Parent Engagement Can Close School Readiness Gap: New Research Review

POSTED BY: MARILEE COMFORT ON WED, MAR 08, 2017

The Robert Wood Johnson Foundation (RWJ) just released an exciting research review.  Decades of research prove that children begin learning from the first day of their lives. Thus, parents are the prime drivers of early development, which lays the foundation for lifelong learning.  As we’ve argued in previous blogs (12, 3, 4), it stands to reason that supporting parents to nurture their children’s early experiences will enhance children’s readiness for school and social skills, decrease children’s behavior problems, and strengthen academic success.  A new research report from RWJ asks “What Works” under the umbrella of parent engagement.  As you can see from the report title,Parent Engagement Practices Improve Outcomes for Preschool Children, it focuses on the ultimate goal of improving children’s outcomes.

This research brief highlights recent parent engagement studies conducted with families living in low-income homes or communities with preschool children ages 3-5 years considered at risk for poor school readiness.  It reviews the benefits and challenges of systematically engaging families in early childhood programs in order to improve children’s school readiness outcomes. The review identifies four evidence-based approaches and describes examples of programs that successfully engage low-income parents and improve children’s outcomes. 

Parent engagement is considered a key element for accreditation of high-quality early childhood programs (for example, see NAEYC, Head Start) serving families of children birth to 5 years.
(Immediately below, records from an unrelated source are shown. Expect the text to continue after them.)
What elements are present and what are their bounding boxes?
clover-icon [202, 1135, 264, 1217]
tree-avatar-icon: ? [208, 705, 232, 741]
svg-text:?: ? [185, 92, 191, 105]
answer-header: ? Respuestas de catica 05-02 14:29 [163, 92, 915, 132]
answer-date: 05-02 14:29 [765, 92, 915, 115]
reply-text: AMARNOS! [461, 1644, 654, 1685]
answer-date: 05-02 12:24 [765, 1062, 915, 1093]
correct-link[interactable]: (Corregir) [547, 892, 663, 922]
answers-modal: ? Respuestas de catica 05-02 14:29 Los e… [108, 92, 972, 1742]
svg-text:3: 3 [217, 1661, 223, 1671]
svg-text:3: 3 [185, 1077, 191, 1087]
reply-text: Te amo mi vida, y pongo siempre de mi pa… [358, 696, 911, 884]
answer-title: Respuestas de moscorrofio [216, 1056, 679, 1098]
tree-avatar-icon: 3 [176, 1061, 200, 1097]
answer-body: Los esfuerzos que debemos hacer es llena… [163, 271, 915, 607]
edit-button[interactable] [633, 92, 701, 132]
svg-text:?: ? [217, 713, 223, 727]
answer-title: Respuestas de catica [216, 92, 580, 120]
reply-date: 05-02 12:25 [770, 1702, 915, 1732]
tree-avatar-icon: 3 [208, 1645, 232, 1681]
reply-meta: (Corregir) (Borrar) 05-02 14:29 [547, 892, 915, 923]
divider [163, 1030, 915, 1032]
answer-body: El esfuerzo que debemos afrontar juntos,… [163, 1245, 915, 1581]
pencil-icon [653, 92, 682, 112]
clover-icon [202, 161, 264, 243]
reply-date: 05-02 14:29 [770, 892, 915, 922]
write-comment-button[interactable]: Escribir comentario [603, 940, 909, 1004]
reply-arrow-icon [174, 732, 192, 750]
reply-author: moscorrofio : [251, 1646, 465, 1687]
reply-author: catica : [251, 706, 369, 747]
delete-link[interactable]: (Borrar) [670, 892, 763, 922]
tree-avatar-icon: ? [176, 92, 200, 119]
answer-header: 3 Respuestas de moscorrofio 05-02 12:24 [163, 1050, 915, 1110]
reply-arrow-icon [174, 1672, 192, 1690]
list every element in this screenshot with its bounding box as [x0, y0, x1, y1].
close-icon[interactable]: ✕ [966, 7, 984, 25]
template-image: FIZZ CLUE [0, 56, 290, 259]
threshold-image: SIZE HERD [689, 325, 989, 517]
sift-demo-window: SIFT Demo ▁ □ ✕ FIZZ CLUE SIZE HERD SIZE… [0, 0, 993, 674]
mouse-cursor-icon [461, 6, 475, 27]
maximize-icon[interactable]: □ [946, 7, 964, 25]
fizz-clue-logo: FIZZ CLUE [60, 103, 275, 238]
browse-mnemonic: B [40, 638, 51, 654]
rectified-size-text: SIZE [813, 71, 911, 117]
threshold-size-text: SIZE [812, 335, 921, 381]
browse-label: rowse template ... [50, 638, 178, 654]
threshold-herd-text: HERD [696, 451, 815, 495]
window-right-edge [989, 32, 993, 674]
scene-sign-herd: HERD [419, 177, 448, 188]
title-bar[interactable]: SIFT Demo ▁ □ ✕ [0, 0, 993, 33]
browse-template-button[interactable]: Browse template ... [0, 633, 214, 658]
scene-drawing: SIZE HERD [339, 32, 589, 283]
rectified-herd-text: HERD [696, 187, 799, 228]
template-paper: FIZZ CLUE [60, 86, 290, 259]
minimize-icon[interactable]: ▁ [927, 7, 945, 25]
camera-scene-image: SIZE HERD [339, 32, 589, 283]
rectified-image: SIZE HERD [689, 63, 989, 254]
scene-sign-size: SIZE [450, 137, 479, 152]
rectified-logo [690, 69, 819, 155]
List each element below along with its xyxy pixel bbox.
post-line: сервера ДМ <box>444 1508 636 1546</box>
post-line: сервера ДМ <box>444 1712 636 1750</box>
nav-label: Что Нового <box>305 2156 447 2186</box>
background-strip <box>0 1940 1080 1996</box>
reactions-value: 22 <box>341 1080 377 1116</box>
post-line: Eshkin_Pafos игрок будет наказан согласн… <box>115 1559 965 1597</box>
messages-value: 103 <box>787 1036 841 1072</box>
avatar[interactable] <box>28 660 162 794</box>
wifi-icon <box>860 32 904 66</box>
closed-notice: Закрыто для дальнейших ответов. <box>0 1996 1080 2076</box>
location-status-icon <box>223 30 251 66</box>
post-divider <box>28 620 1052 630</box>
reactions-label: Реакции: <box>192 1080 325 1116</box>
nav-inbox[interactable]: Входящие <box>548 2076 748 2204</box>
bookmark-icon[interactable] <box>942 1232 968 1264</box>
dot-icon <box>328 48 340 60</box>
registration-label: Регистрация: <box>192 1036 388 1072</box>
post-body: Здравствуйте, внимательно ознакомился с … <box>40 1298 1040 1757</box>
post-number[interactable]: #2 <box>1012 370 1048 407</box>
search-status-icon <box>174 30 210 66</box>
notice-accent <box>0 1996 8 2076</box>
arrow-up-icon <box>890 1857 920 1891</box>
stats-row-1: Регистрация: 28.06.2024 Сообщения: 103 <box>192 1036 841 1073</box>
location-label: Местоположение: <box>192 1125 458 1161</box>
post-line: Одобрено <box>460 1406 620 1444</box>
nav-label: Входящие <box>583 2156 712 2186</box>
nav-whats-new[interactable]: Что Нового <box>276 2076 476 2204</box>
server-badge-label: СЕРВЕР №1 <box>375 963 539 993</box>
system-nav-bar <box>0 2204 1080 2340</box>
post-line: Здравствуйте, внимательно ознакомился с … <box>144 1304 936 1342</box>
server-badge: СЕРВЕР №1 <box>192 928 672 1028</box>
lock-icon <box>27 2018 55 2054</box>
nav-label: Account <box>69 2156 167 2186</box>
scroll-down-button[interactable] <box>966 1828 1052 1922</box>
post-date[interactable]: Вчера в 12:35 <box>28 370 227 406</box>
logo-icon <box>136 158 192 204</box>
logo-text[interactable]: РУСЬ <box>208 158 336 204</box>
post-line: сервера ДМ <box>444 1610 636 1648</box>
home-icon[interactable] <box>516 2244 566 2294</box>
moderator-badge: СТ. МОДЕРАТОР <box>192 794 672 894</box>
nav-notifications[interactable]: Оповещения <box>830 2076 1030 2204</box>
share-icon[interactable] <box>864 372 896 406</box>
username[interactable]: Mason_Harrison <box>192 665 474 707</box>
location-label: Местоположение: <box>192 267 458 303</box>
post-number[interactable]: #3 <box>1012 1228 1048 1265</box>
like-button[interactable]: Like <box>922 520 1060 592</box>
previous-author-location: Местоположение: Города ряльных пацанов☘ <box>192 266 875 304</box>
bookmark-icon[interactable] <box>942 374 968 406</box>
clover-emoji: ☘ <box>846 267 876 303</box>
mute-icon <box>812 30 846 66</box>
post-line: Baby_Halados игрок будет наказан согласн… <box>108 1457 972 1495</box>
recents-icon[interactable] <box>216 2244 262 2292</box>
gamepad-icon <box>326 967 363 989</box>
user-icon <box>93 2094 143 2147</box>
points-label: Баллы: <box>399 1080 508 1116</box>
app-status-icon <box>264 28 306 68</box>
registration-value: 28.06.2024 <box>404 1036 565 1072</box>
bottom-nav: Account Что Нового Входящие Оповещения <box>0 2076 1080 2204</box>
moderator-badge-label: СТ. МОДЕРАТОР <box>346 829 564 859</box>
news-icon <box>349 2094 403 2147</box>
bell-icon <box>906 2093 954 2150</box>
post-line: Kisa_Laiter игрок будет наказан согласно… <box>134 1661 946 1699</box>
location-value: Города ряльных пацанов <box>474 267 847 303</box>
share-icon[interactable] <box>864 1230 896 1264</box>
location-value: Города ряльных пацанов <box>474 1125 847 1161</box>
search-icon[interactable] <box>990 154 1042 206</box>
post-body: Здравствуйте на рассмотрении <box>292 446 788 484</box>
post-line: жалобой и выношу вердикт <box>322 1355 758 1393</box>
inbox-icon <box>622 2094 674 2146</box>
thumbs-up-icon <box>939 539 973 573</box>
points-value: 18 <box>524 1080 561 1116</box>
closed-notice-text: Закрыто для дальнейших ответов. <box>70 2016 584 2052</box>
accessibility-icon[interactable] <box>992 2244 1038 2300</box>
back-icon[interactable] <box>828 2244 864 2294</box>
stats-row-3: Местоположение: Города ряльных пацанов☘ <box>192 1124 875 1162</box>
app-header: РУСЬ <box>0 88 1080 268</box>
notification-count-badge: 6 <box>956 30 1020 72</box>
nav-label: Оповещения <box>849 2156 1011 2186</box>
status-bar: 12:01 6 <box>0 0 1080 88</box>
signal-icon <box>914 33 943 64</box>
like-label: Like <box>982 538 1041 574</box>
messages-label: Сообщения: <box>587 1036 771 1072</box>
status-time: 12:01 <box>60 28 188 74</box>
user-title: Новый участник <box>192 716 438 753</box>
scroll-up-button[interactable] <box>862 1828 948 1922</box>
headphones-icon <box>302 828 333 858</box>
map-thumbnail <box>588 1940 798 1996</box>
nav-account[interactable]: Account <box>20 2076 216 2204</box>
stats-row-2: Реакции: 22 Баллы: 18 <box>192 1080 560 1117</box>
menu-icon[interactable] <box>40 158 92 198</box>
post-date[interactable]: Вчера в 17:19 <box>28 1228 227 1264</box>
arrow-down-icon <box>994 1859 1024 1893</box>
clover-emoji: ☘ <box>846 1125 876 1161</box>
But not all engagement efforts appeal to parents and actively engage them in promoting their children’s school readiness throughout their daily activities.

What Types of Parent Engagement Are Successful in Improving Child Outcomes?

This RWJ review of randomly controlled studies of evidence-based parent engagement approaches found the strongest outcomes in home visiting programs or parent group interventions with one or more of the following aims:

  • Promoting positive parenting practices and parent-child relationships. Parents learn to pay attention to their children, set clear expectations and limits, and reinforce positive behavior rather than using negative parenting practices.

 

  • Promoting home learning activities and effective teaching strategies. Parents receive and learn how to use developmentally appropriate toys/books/household objects to help their children enjoy and enhance learning opportunities.

 

  • Strengthening parent-teacher partnerships. Teachers build communication and collaborative planning with parents to support children’s development that goes far beyond parents simply volunteering in the classroom.

 

  • Emphasizing child physical health. Parents learn about the benefits of healthy eating and physical activity for themselves and their children, including specific strategies for building health lifestyles in their homes.

The RWJ report concludes:

“Evidence from rigorous research studies suggests that the parent engagement programs that support the most vulnerable families and effectively reduce gaps in child school readiness associated with socio-economic disadvantage must be intensive and strategic, considerably longer and more involved than the kinds of parent engagement practices that are widespread in preschools now.”

(Parent Engagement Practices Improve Outcomes for Preschool Children, page 9)

To strategically pinpoint which of the 4 types of parent engagement listed above would be most effective with your families, consider using an observational parenting assessment, like KIPS.  KIPS addresses the first 2 of the 4 approaches by assessing each parent’s strengths and needs related to parenting practices, his/her parent-child relationship and teaching strategies. For the 3rd approach, KIPS can be used to strengthen parent-staff partnerships by working together to build nurturing parent-child interactions that promote children’s development. 

Offering families a parenting assessment in which parents and staff observe their parent-child interactions together helps parents learn about their strengths and areas for growth. The KIPS parenting assessment is a tool to guide these observations by focusing on a set of 12 parenting behaviors that are proven to promote children’s development and school readiness.  KIPS observations can unlock insights into parenting for both families and staff, and point to specific skills that would enhance the parent-child relationship. 

We have RWJ and Penn State University to thank for this collaborative effort.  The authors are Karen Bierman, PhD, at the Edna Bennett Pierce Prevention Research Center, Pennsylvania State University, Pamela Morris, PhD, at the Steinhardt School of Culture, Education, and Human Development, New York University and Rachel Abenavoli, PhD, a post-doctoral fellow at New York University.